"Si l'on veut résoudre le problème du réchauffement climatique, on ne peut pas se contenter de réduire les émissions de gaz à effet de serre (GES). Il faut créer des systèmes énergétiques avec des bilans carbone négatifs." Voilà l'idée présentée par David Andersson quand il introduit la jeune entreprise Ecoera AB, dont il est à la tête. En plus d'une expertise sur la production de granulés de bois, l'entreprise a mis au point un nouveau procédé de pyrolyse de la biomasse. Du gaz de synthèse est produit et le résidu solide, du charbon de bois ("biochar"), est valorisé et épandu sur des champs. Le gaz quant à lui est brûlé pour produire de la chaleur et de l'électricité.

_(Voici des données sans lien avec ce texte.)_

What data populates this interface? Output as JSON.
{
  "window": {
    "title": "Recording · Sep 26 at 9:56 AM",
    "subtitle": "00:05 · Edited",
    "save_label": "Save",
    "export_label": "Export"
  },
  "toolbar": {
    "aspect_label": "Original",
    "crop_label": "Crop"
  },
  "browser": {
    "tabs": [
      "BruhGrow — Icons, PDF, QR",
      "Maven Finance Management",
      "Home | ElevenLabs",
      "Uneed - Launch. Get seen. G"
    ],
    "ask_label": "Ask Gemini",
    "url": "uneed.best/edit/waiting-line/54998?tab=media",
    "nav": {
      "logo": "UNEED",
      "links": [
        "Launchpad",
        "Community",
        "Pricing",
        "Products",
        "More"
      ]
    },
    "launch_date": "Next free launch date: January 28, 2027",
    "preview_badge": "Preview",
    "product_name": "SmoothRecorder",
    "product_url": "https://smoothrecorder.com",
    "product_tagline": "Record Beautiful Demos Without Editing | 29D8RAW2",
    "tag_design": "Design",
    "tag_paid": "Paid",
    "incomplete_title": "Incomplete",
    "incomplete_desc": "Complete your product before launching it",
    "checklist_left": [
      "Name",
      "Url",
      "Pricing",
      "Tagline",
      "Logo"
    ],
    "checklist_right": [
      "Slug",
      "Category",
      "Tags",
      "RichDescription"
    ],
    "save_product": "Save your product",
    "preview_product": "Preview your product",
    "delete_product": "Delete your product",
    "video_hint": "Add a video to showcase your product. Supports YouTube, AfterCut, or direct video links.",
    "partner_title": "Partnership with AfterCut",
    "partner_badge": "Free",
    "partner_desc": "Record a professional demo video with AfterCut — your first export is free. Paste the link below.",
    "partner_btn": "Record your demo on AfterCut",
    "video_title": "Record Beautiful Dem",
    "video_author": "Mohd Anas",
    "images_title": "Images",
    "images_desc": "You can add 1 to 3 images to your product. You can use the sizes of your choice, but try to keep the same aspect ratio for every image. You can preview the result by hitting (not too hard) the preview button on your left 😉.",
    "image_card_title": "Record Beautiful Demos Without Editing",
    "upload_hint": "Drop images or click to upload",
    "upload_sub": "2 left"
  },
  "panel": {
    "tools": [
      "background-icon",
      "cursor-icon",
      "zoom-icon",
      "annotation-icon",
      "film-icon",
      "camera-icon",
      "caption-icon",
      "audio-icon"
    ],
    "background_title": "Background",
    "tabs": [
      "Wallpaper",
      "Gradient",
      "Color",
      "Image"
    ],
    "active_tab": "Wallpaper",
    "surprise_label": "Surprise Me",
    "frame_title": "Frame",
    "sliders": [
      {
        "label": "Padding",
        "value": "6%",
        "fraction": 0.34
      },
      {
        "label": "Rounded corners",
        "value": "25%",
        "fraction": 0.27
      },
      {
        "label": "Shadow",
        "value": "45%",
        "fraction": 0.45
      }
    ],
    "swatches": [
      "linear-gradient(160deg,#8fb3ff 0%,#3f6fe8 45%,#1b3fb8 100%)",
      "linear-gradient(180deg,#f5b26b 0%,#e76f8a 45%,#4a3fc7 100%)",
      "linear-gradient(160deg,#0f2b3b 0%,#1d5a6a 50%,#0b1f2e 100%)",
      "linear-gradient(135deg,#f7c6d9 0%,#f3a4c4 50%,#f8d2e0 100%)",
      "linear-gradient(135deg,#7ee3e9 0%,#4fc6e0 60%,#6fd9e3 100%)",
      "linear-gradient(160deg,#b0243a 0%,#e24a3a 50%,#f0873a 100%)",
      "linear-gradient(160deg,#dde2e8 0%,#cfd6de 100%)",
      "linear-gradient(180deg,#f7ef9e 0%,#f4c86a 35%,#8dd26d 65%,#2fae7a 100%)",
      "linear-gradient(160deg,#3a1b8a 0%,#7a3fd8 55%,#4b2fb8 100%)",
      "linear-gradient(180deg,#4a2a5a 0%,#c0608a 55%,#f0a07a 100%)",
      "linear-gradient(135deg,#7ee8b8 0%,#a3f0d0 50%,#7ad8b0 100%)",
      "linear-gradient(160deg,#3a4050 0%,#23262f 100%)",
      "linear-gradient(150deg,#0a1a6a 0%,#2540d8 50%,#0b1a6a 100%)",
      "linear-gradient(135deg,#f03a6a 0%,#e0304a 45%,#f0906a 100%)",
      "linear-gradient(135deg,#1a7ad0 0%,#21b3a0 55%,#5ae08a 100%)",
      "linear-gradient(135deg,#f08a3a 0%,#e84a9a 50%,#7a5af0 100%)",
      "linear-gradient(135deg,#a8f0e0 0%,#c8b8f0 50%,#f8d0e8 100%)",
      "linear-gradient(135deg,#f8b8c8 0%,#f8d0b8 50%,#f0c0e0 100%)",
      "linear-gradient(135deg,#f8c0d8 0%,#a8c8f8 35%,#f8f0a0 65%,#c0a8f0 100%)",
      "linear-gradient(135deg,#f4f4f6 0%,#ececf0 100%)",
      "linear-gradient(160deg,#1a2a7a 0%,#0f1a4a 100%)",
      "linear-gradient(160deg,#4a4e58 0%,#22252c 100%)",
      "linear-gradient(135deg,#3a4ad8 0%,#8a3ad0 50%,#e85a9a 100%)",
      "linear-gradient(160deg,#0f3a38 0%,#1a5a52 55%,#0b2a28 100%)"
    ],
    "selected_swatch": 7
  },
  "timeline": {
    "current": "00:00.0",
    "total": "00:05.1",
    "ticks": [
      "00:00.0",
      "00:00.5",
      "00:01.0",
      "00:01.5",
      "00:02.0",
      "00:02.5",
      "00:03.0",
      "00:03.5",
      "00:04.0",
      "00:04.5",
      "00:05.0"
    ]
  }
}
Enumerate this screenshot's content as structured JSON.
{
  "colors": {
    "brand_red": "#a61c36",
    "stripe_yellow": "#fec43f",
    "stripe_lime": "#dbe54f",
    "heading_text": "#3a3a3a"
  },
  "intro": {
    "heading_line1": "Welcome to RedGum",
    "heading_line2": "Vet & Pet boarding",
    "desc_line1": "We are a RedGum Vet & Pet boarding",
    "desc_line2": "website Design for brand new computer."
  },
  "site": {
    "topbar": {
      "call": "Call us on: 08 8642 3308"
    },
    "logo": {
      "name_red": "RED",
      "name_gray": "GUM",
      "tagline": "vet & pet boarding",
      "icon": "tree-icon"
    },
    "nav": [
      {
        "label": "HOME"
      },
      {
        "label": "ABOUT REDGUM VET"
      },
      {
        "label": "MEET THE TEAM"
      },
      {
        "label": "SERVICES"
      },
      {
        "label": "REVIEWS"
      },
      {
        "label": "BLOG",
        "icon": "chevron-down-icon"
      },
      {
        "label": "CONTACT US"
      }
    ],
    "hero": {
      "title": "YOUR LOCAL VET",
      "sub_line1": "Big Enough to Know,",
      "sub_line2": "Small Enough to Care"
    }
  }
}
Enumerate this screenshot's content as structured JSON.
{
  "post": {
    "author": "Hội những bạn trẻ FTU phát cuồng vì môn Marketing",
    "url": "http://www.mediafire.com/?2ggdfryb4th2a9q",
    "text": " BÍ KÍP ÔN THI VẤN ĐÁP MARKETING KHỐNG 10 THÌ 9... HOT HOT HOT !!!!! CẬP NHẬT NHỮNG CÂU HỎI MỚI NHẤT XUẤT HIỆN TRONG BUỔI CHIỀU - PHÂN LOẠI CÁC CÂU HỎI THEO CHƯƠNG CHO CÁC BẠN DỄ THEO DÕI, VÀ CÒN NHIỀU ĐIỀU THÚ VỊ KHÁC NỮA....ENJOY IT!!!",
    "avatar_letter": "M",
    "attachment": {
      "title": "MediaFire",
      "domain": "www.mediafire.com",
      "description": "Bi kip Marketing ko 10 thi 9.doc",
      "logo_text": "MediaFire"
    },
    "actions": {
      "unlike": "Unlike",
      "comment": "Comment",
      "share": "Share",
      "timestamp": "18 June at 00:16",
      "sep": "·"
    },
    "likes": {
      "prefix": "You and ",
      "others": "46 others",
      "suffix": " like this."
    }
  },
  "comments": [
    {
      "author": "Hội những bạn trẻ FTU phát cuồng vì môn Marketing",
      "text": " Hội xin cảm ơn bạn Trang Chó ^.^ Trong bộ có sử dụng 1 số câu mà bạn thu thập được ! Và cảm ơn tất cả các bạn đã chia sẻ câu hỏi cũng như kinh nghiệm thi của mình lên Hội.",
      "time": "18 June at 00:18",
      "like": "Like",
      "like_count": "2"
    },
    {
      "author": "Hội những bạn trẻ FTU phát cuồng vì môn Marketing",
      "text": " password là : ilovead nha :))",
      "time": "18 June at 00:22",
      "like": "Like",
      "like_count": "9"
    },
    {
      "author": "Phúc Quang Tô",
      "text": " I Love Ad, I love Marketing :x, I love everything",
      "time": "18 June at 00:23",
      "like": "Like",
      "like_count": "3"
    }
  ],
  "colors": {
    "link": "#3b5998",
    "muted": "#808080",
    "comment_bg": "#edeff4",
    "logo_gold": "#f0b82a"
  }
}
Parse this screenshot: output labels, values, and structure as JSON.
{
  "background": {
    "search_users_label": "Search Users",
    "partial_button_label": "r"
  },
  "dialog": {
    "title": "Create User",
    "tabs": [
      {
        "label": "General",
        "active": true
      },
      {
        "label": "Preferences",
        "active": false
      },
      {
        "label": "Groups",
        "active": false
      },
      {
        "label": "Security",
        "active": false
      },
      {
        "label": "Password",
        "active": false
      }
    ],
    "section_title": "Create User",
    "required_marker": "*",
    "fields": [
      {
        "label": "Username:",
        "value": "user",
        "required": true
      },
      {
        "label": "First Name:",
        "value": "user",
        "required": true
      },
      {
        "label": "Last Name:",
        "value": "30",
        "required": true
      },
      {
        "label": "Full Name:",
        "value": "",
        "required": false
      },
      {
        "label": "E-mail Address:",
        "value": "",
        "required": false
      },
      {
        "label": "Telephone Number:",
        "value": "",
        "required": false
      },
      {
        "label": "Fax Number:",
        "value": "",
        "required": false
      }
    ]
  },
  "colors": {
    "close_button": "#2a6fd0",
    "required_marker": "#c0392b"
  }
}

Selon David Andersson, il est regrettable de brûler le biochar puisque c'est une forme très stable du carbone qui permet de piéger une partie du carbone contenu dans la biomasse pour rendre le bilan négatif.
La carbone est emprisonné, sous une forme très stable, pour plusieurs milliers d'années comme en attestent les études concernant l'exemple de la Terra Preta. En effet, le charbon de bois a été utilisé en Amérique du Sud plusieurs milliers d'années avant notre ère afin d'améliorer la fertilité des sols. Ces terrains sont encore aujourd'hui riches en "biochar". La stabilité du charbon est très variable, elle est de l'ordre du millier d'années. Elle dépend en premier lieu des conditions dans le sol où il est répandu. L'humidité joue un rôle déterminant. Le choix des végétaux utilisés pour la pyrolyse influence aussi largement les caractéristiques du biochar obtenu, de même que la technique de pyrolyse utilisée.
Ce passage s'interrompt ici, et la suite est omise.